The cat is out of the bag. The beans are all over the floor. We’ve popped the top on Pandora’s Box like a tube of Pringles. The worst-kept secret in golf is no longer a secret:
The takes will flow like the boxed wine at your auntie’s on Christmas Eve, but don’t let that distract you from the real headline here: Max Homa can read minds.
That’s right. We all thought Homa was just another witty millennial golfer on Twitter, but if the eerie prediction he made just hours before the Basque Bruiser confirmed his LIV switch is any indication, he may well be the second coming of Nostradamus.
WHAT DID HE KNOW AND WHEN DID HE KNOW IT? HOW DEEP DOES THIS RABBIT HOLE GO?? OK, all joking aside, PGA Tour players have been kept in the dark just as much as the general public this year, but it seems like they got some advance notice on this one.
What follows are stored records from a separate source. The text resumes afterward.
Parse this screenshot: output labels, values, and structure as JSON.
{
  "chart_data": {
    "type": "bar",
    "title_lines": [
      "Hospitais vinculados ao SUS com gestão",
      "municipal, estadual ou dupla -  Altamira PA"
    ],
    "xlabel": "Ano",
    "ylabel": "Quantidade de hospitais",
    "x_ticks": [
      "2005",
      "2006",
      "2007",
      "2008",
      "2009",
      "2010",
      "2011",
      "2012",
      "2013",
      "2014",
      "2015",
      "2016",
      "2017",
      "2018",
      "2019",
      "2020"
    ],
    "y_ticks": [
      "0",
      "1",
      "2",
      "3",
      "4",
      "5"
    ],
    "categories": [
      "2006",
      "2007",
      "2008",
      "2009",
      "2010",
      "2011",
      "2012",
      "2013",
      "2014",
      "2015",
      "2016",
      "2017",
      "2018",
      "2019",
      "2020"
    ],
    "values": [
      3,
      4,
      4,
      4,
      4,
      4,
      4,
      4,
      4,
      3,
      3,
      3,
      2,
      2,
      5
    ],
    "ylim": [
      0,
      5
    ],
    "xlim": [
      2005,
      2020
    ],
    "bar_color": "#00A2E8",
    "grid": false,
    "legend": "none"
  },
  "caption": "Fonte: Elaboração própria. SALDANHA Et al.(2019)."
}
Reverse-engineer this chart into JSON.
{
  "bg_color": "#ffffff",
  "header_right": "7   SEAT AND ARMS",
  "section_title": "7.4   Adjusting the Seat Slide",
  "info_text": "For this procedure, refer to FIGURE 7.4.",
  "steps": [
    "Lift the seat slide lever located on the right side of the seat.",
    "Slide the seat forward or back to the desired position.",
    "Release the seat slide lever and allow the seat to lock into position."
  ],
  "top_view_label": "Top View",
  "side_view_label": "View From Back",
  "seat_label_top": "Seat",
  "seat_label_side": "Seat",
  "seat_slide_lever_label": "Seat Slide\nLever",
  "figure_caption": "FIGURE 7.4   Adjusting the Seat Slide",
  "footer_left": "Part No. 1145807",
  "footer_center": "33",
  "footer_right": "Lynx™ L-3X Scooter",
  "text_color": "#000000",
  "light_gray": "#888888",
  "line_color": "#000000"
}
Maybe that’s because Monahan knows his job is hanging by a thread and is doing anything he can to curry favor. Or perhaps it’s because they’ve all seen the missing puzzle piece we haven’t—i.e. news of an impending PGA Tour-PIF merger.
Believe what you want to believe, but golf is a hell hole right now and the world is even worse, so we’re choosing the fun option: Homa is the astral reincarnation of a 16th century prophet, using the powers of sight through time to predict his fellow pros’ fashion choices. That’s our theory and we’re sticking to it.